Possible relief for irritable bowel

Local-acting antibiotic tops placebo in two trials

An antibiotic typically used to combat traveler’s diarrhea might benefit some people with irritable bowel syndrome, a vexing condition that has few good treatment options, researchers report in the Jan. 6 New England Journal of Medicine.

There is no antibiotic currently approved for use against IBS, notes gastroenterologist Jan Tack of the University of Leuven in Belgium, writing in the same NEJM issue. Part of the reason stems from the mystery of IBS itself. Patients clearly have a problem with food movement in the gut — either too rapid (diarrhea) or too slow (constipation) — and experience pain and cramping.
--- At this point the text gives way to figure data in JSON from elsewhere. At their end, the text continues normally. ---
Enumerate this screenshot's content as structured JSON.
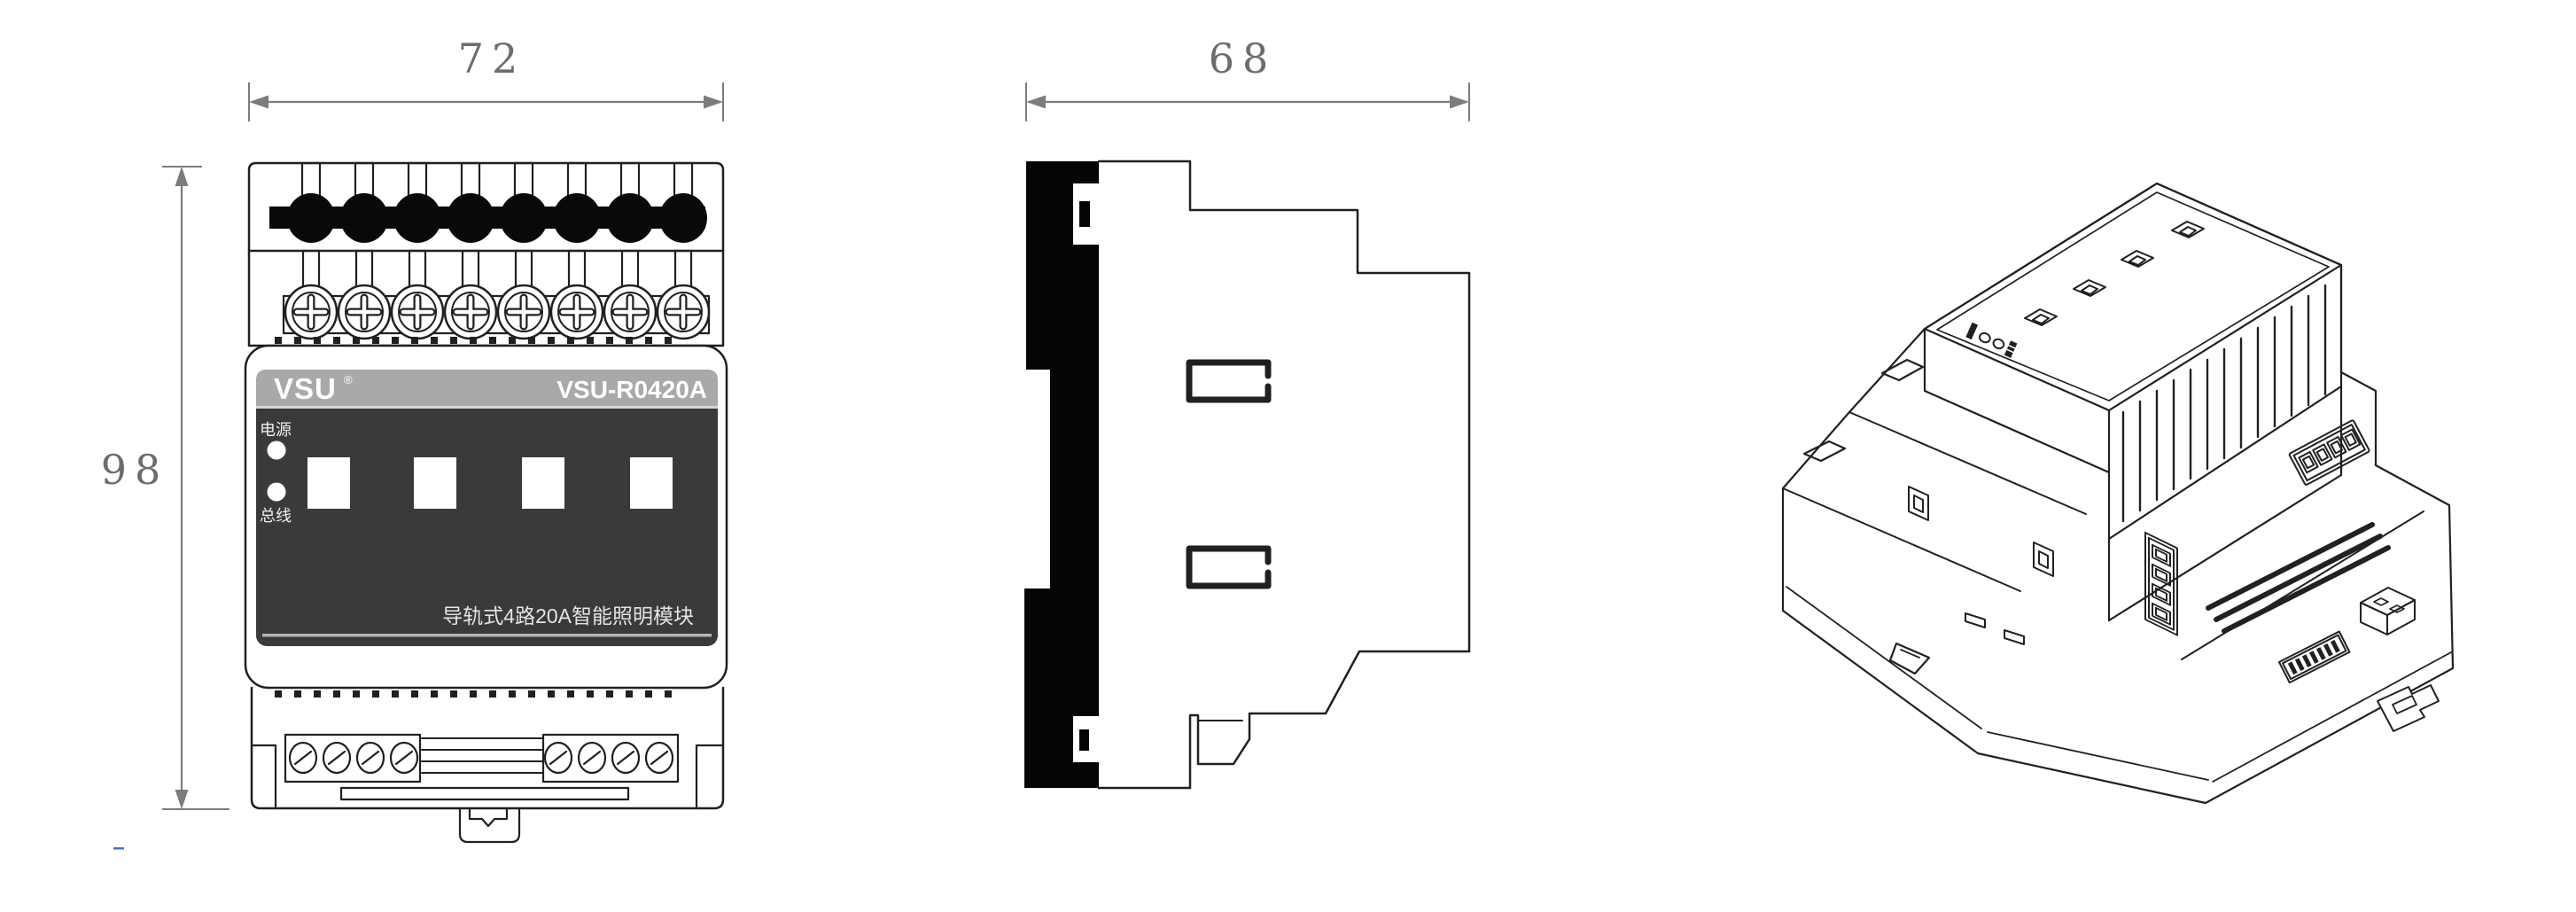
{
  "page": {
    "background": "#ffffff",
    "line_color": "#231f1d"
  },
  "dimensions": {
    "front_width_label": "72",
    "front_height_label": "98",
    "side_depth_label": "68",
    "line_color": "#7c7c7c",
    "text_color": "#6f6b6b"
  },
  "front_view": {
    "brand": "VSU",
    "brand_registered_mark": "®",
    "model": "VSU-R0420A",
    "power_led_label": "电源",
    "bus_led_label": "总线",
    "bottom_caption": "导轨式4路20A智能照明模块",
    "panel_color": "#3b3a39",
    "header_bar_color": "#a9a9a9",
    "top_terminal_count": 8,
    "screw_terminal_count": 8,
    "channel_button_count": 4,
    "bottom_screw_count": 8
  },
  "artifact": {
    "dash_color": "#4a72c4"
  }
}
That suggests the GI tract of some people might just sense poorly when to advance food, says William Chey, a gastroenterologist at the University of Michigan Health System in Ann Arbor and a coauthor of the new report. But an overgrowth of bacteria in the intestines apparently contributes to the problem, he says. That suggests an antibiotic could help, he says.

In two clinical trials, Chey and his colleagues pitted the drug rifaximin against a placebo in 1,260 patients who had IBS marked by cramping and diarrhea but not constipation. All participants received three pills a day for two weeks without knowing whether they were getting the drug or not. Over the following four weeks, 41 percent of those getting rifaximin had clear improvement of symptoms in at least two of those four weeks, compared with 32 percent of the people getting a placebo.
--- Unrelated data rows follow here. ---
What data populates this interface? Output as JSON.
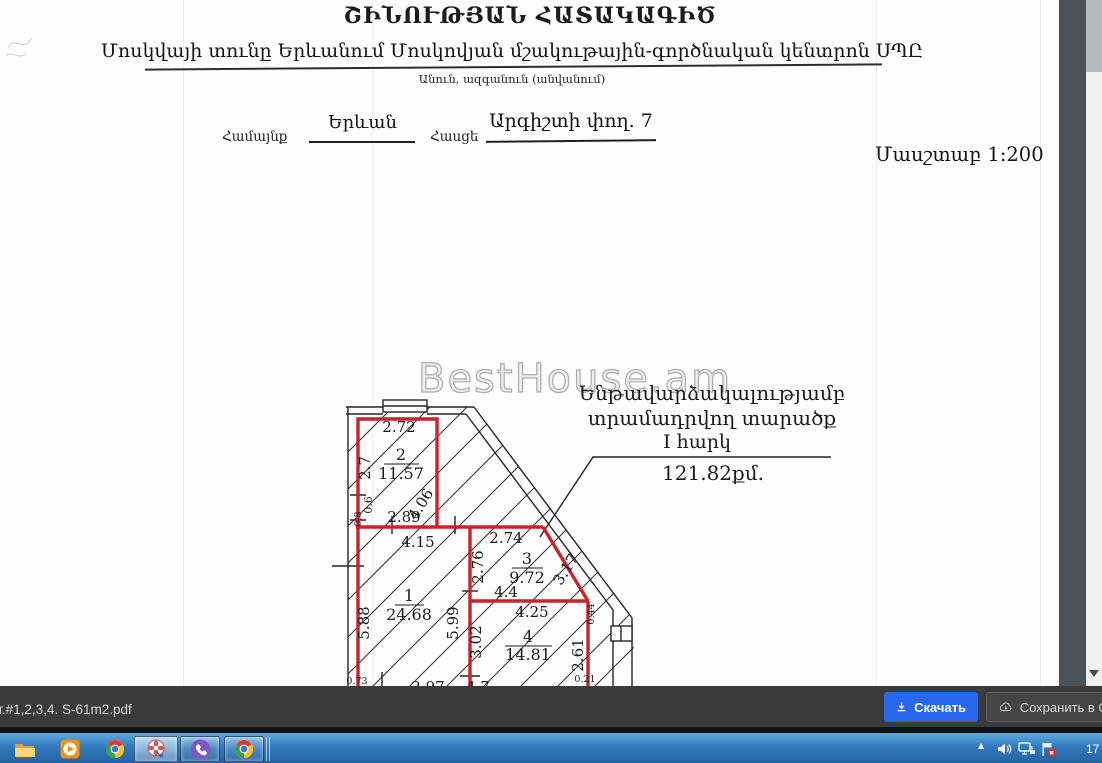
{
  "doc": {
    "title": "ՇԻՆՈՒԹՅԱՆ ՀԱՏԱԿԱԳԻԾ",
    "subtitle": "Մոսկվայի տունը Երևանում Մոսկովյան մշակութային-գործնական կենտրոն ՍՊԸ",
    "subtitle_caption": "Անուն, ազգանուն (անվանում)",
    "community_label": "Համայնք",
    "community_value": "Երևան",
    "address_label": "Հասցե",
    "address_value": "Արգիշտի փող. 7",
    "scale": "Մասշտաբ 1:200",
    "watermark": "BestHouse.am",
    "callout": {
      "line1": "Ենթավարձակալությամբ",
      "line2": "տրամադրվող տարածք",
      "line3": "I հարկ",
      "area": "121.82քմ."
    }
  },
  "plan": {
    "rooms": [
      {
        "number": "1",
        "area": "24.68"
      },
      {
        "number": "2",
        "area": "11.57"
      },
      {
        "number": "3",
        "area": "9.72"
      },
      {
        "number": "4",
        "area": "14.81"
      }
    ],
    "dims": {
      "d272": "2.72",
      "d27": "2.7",
      "d06": "0.6",
      "d08": "0.8",
      "d289": "2.89",
      "d406": "4.06",
      "d415": "4.15",
      "d274": "2.74",
      "d276": "2.76",
      "d317": "3.17",
      "d44": "4.4",
      "d588": "5.88",
      "d599": "5.99",
      "d302": "3.02",
      "d425": "4.25",
      "d261": "2.61",
      "d044": "0.44",
      "d297": "2.97",
      "d47": "4.7",
      "d073": "0.73",
      "d021": "0.21"
    }
  },
  "viewer": {
    "filename": "от.#1,2,3,4. S-61m2.pdf",
    "download_label": "Скачать",
    "save_label": "Сохранить в Обл",
    "accent_color": "#2968ee"
  },
  "taskbar": {
    "items": [
      "explorer",
      "media-player",
      "chrome",
      "screenshot-tool",
      "viber",
      "chrome"
    ],
    "tray": [
      "hidden-icons",
      "volume",
      "network",
      "action-center"
    ],
    "clock": "17"
  }
}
Although the benefits didn’t extend to all patients — or even a majority — the report is good news for people with IBS, Chey says. Approved IBS treatments mainly speed up or slow down motility, the movement of food through the gut, he says, whereas this drug takes on bacterial overgrowth. “This is just the initial salvo in this whole area,” he says, and should clear the way for further trials testing antibiotics against IBS.

The benefits of rifaximin lingered for 10 weeks after the two-week treatment. Although the percentage of people reporting improved IBS symptoms dropped off gradually in the later weeks, the average  scores of people taking the drug remained better than those in the placebo group.
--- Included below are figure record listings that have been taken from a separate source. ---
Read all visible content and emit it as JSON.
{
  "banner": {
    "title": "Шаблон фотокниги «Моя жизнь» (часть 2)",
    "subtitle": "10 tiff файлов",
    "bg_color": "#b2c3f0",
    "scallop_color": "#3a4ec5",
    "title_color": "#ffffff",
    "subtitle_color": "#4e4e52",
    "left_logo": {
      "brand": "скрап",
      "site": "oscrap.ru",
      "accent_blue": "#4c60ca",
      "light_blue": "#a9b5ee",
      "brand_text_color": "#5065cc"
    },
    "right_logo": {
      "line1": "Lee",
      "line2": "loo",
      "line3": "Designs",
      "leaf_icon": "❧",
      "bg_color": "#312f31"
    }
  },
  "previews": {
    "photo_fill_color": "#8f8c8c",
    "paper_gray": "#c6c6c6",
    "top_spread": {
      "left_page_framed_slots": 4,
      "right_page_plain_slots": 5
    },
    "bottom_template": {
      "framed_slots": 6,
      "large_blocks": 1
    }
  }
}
Rifaximin is poorly absorbed through the intestines, a drawback against some diseases. For example, it wouldn’t work against pneumonia, says Herbert DuPont, an infectious disease physician at the Baylor College of Medicine in Houston. But remaining localized to the bowel, and particularly the small intestine, makes rifaximin valuable against traveler’s diarrhea and now potentially against IBS, he says.

The Food and Drug Administration is now considering licensing rifaximin for IBS, DuPont says, meaning insurance companies would be much more likely to cover it. The drug is sold as Xifaxan by its manufacturer, Salix Pharmaceuticals, which funded the new research.

Until more research is done, Tack says, it might be prudent to limit the use of rifaximin and similar antibiotics to IBS patients who have confirmed bacterial overgrowth in the intestines or who have diarrheal IBS that hasn’t responded to other treatments.